Psychologie

La famille des toxicomanes et alcooliques: ces grands oubliés de la maladie

La famille des toxicomanes et alcooliques: ces grands oubliés de la maladie

Nous sommes en plein cœur du Vieux-Montréal, presque au coin McGill et Notre-Dame, un «hot spot» de la ville où les bars, restos et clubs débordent de gens qui veulent faire la fête, boire un coup, célébrer et qui sait, peut-être même faire une ligne de coke dans les toilettes avec leurs amis. 

Ironiquement, à quelques mètres de là, des gens luttent contre l’alcoolisme et la toxicomanie. Situé sur une rue paisible dans l’ancien couvent des sœurs grises, ce lieu de bataille, c’est la Maison Jean Lapointe. 

Au sous-sol, d’autres types de guerriers mènent aussi leur propre combat contre la maladie. Ce sont la famille et les proches des résidents de la Maison Jean Lapointe, des humains qui subissent les dommages collatéraux de la toxicomanie et de l’alcoolisme.  
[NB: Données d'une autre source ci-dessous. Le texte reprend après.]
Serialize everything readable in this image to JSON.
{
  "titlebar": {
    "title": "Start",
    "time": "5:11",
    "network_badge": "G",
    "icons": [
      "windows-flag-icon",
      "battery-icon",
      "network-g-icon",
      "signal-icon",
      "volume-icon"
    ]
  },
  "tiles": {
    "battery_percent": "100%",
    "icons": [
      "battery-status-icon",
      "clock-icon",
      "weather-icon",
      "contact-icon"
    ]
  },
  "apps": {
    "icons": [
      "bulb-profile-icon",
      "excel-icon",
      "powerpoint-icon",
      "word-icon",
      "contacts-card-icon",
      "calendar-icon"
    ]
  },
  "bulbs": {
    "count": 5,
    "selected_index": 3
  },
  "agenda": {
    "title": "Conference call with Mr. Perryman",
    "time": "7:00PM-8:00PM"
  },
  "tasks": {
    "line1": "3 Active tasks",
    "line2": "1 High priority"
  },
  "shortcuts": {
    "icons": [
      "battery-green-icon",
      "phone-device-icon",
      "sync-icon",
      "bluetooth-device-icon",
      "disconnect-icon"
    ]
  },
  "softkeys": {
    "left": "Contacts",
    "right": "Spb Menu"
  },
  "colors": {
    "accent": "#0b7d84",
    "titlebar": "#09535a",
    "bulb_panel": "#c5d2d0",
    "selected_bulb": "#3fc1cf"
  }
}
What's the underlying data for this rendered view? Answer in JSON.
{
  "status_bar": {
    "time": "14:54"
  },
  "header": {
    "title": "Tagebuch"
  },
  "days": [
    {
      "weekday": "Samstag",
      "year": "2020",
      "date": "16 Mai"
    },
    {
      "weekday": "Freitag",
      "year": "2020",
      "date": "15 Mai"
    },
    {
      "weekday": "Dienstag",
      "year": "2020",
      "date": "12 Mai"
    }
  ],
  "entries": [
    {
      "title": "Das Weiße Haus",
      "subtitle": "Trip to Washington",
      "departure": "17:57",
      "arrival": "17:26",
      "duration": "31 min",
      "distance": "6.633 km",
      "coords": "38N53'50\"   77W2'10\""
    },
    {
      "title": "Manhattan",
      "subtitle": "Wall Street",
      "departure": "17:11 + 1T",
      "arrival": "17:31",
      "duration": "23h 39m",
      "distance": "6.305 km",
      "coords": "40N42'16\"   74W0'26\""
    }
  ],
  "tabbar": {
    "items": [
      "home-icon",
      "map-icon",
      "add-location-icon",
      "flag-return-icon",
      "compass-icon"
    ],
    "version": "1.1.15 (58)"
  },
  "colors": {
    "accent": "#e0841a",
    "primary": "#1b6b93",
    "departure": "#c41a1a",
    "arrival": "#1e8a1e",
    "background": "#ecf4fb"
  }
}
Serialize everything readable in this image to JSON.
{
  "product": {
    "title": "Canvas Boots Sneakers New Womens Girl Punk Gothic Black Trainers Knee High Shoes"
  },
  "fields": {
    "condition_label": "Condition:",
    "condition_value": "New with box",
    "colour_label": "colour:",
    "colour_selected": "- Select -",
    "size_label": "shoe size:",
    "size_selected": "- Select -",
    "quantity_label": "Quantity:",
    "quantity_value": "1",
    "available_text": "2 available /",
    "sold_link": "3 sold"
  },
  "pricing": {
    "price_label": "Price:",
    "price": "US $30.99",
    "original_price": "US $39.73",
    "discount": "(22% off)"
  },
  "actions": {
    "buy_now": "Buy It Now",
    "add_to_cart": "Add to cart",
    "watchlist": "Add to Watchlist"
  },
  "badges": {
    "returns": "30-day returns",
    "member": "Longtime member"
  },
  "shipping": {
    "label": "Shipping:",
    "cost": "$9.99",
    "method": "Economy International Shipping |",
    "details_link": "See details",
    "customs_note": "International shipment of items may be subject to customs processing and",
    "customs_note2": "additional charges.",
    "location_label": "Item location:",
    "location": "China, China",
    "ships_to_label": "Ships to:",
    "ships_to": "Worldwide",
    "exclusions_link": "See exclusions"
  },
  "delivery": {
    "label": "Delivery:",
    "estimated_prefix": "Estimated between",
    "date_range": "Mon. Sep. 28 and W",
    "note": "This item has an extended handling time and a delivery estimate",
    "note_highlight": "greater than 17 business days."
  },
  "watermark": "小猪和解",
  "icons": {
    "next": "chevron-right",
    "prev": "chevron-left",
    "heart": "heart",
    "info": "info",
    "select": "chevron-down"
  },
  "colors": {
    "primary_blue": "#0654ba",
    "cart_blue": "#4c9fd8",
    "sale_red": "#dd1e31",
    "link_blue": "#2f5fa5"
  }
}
Bienvenue au PAF, le Programme d’Aide aux Familles. 

 

Les mamans ou vivre dans la peur du pire 

Manon est âgée dans la fin quarantaine et est maman de six beaux enfants âgés entre 8 et 21 ans. Manon est là pour sa fille, qui tente de se relever après avoir frayé avec les gangs de rue et la toxicomanie. Difficile de rester stoïque en écoutant Manon raconter son fond de baril à elle, impuissante devant le viol collectif que sa fille a subi. Difficile aussi de ne pas être ému par la résilience de cette mère, prête à tout pour protéger sa fille, malgré une relation houleuse. Pour Manon, le Programme d’Aide aux Familles est un mode de vie, une façon de ne pas craquer, une boussole dans le néant.  

Le PAF, comme ils l’appellent, c’est aussi un endroit où chercher le support et l’écoute que seuls ceux qui vivent avec une personne malade peuvent offrir.  

Il y a aussi Danielle, dans la soixantaine, qui raconte, épuisée, l’impact des frasques de son fils de 44 ans sur sa vie. Danielle est en colère, on le sent, mais aussi extrêmement triste de devoir encore se battre contre quelque chose de plus fort qu’elle. On sent qu’elle souhaite un répit, une prise de conscience de son fils qui ne viendra sans doute jamais.   

 

Les conjoints et conjointes, ces codépendants qui se sont oubliés 

La codépendance est un terme assez méconnu chez le commun des mortels, mais qui existe bel et bien dans ces relations qu’entretiennent ou ont entretenues trop longtemps, bien souvent au risque de leur propre perte, ces personnes qui vivent avec une personne alcoolique ou toxicomane. Ils sont loin de l’image stéréotypée qu’il vous vient en tête du chum ou de la blonde eux aussi «fuckés». Ils sont vous et moi, identiques, intelligents, autonomes et sensibles. Ils sont amour et en payent le prix. 

Pourquoi je reste ?  

C’est ma responsabilité, je vais le sauver !  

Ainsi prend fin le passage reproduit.